The Fontainebleau Miami Beach is situated on oceanfront Collins Avenue in the heart of Millionaire's Row and is currently owned by Fontainebleau Resorts. Fronting the Atlantic Ocean, the 1,504-room resort features two new towers, 12 restaurants and bars. a 40,000-square-foot (3,700 m2) spa with mineral-rich water therapies and co-ed swimming pools, and oceanfront poolscape featuring a free-form pool shaped as a re-interpretation of Lapidus’ signature bow-tie design.

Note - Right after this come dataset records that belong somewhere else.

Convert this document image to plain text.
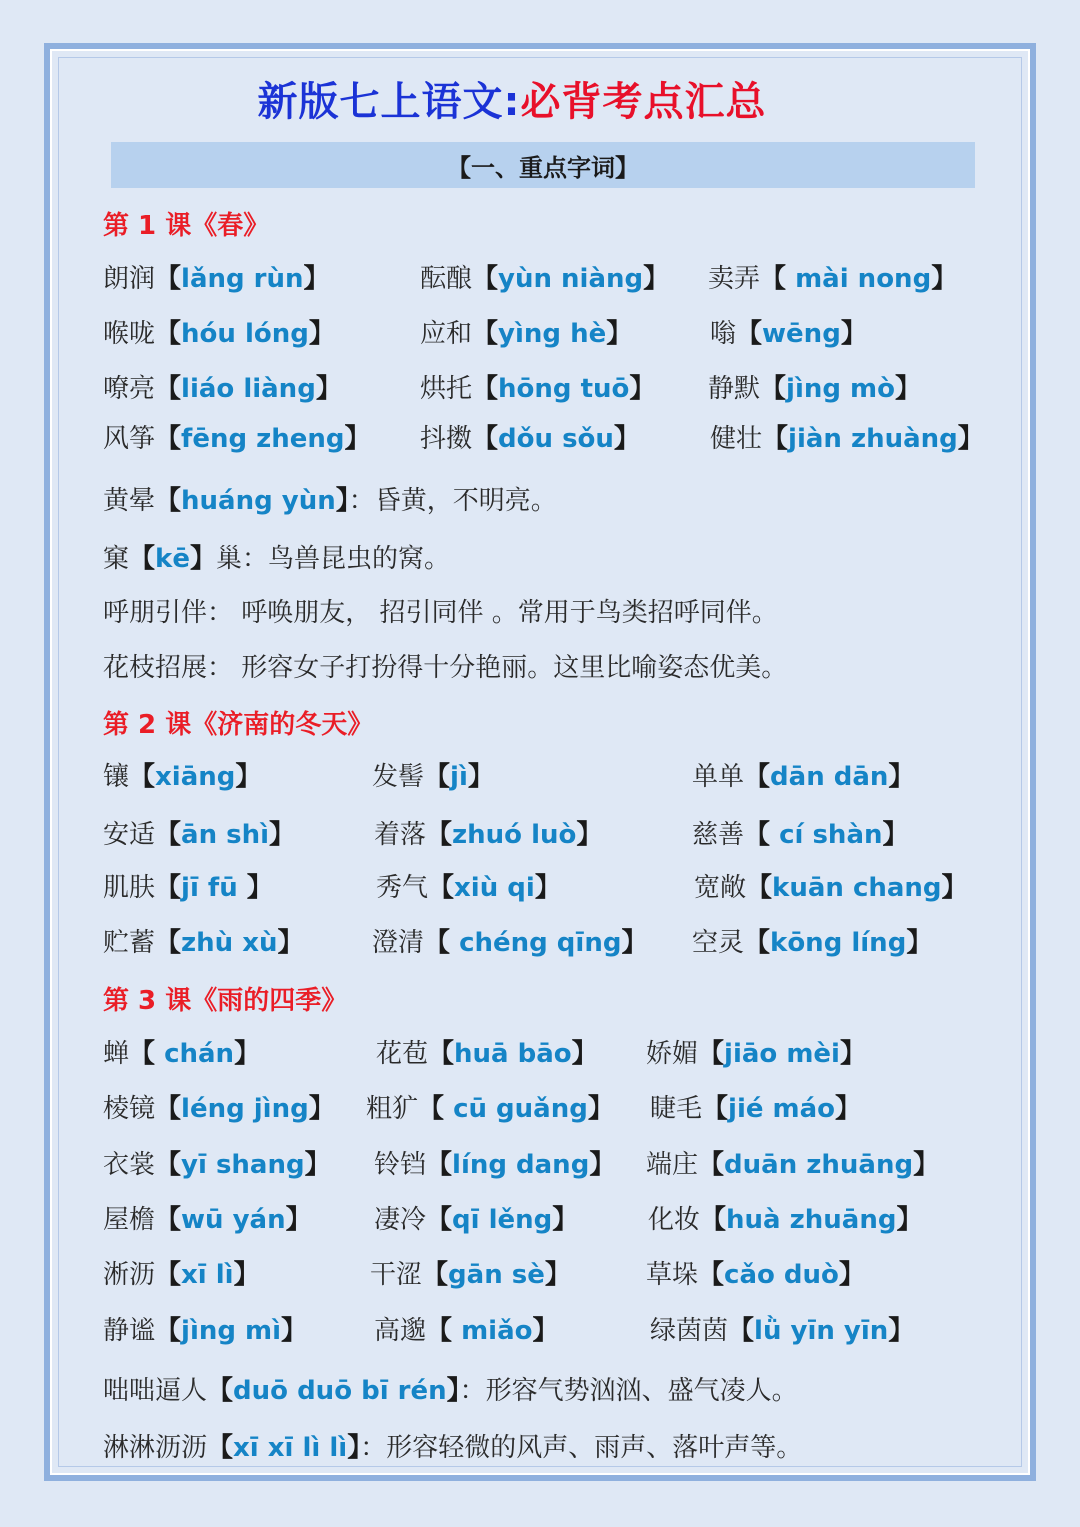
新版七上语文:必背考点汇总
【一、重点字词】
第 1 课《春》
朗润【lǎng rùn】	酝酿【yùn niàng】 卖弄【 mài nong】
喉咙【hóu lóng】	应和【yìng hè】	嗡【wēng】
嘹亮【liáo liàng】	烘托【hōng tuō】 静默【jìng mò】
风筝【fēng zheng】 抖擞【dǒu sǒu】	健壮【jiàn zhuàng】
黄晕【huáng yùn】：昏黄，不明亮。
窠【kē】巢：鸟兽昆虫的窝。
呼朋引伴： 呼唤朋友， 招引同伴 。常用于鸟类招呼同伴。
花枝招展： 形容女子打扮得十分艳丽。这里比喻姿态优美。
第 2 课《济南的冬天》
镶【xiāng】	发髻【jì】	单单【dān dān】
安适【ān shì】	着落【zhuó luò】	慈善【 cí shàn】
肌肤【jī fū 】	秀气【xiù qi】	宽敞【kuān chang】
贮蓄【zhù xù】	澄清【 chéng qīng】 空灵【kōng líng】
第 3 课《雨的四季》
蝉【 chán】	花苞【huā bāo】 娇媚【jiāo mèi】
棱镜【léng jìng】 粗犷【 cū guǎng】 睫毛【jié máo】
衣裳【yī shang】 铃铛【líng dang】 端庄【duān zhuāng】
屋檐【wū yán】 凄冷【qī lěng】	化妆【huà zhuāng】
淅沥【xī lì】	干涩【gān sè】	草垛【cǎo duò】
静谧【jìng mì】	高邈【 miǎo】	绿茵茵【lǜ yīn yīn】
咄咄逼人【duō duō bī rén】：形容气势汹汹、盛气凌人。
淋淋沥沥【xī xī lì lì】：形容轻微的风声、雨声、落叶声等。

Lapidus once wrote, “If you create a stage and it is grand, everyone who enters will play their part.” He conceived of the ideas for the hotel each morning as he took a subway from Flatbush to his office in Manhattan. The hotel was built by hotelier Ben Novack on the Harvey Firestone estate. Novack owned and operated the hotel until its bankruptcy in 1977.
The Fontainebleau is famous in judicial circles for its victory in the landmark 1959 Florida District Courts of Appeal decision, Fontainebleau Hotel Corp. v. Forty-Five Twenty-Five, Inc. 114 So. 2d 357, in which the Fontainebleau Hotel successfully appealed an injunction by the neighboring Eden Roc Hotel, to prevent construction of an expansion that blocked sunlight to the Eden Roc's swimming pool. The Court rejected the Eden Roc's claim to an easement allowing sunlight, in favor of affirming the Fontainebleau's vertical property rights to build on its land. It stated that the "ancient lights" doctrine has been unanimously repudiated in the United States.